Incessant notifications break “Deep Work”, the state of concentration necessary to create a long-term vision. Each digital interruption requires the brain to work for several minutes to return to its initial level of concentration. For a team, the manager’s digital procrastination can create a bottleneck that paralyzes the entire decision-making chain.
Reversing the trend: from stress to performance
The human cost of procrastination for a leader is background stress. Unlike rest, procrastination time is fraught with guilt, often leading to burnout or “sleep procrastination,” where the business owner works late at night to compensate for their lack of daytime focus.
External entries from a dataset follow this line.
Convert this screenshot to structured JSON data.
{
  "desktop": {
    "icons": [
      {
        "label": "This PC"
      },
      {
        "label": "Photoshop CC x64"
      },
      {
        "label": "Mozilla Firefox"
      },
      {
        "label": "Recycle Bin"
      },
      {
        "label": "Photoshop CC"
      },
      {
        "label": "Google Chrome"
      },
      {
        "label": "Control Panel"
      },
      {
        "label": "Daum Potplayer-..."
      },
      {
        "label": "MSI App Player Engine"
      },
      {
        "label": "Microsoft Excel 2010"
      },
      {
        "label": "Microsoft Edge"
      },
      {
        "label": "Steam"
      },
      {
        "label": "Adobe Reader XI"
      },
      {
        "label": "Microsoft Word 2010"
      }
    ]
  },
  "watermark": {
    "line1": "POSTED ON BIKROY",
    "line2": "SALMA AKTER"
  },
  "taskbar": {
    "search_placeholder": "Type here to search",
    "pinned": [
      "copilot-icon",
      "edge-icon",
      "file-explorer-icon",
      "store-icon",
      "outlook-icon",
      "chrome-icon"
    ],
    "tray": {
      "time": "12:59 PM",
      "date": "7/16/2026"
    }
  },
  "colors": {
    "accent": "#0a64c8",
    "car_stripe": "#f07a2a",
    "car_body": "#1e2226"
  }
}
To break this cycle, new methods are needed in agile structures:
- Sequential cutting : Turn a daunting annual goal into weekly micro-actions.
- The radical delegation : Recognize that putting off a task is often a sign that it needs to be handled by someone else.
- The sanctuary of time : Cut all digital connection during high added value periods.
Time management is a leadership lever
Procrastination in France is not a cultural inevitability, but a challenge of emotional management in a world saturated with information. For the modern entrepreneur, regaining control of their schedule means regaining control of their strategy.
Success no longer lies in the accumulation of working hours, but in the ability to deal with the essentials without delay. Because in business, as in life, the cost of “later” is often much higher than the effort of “now”.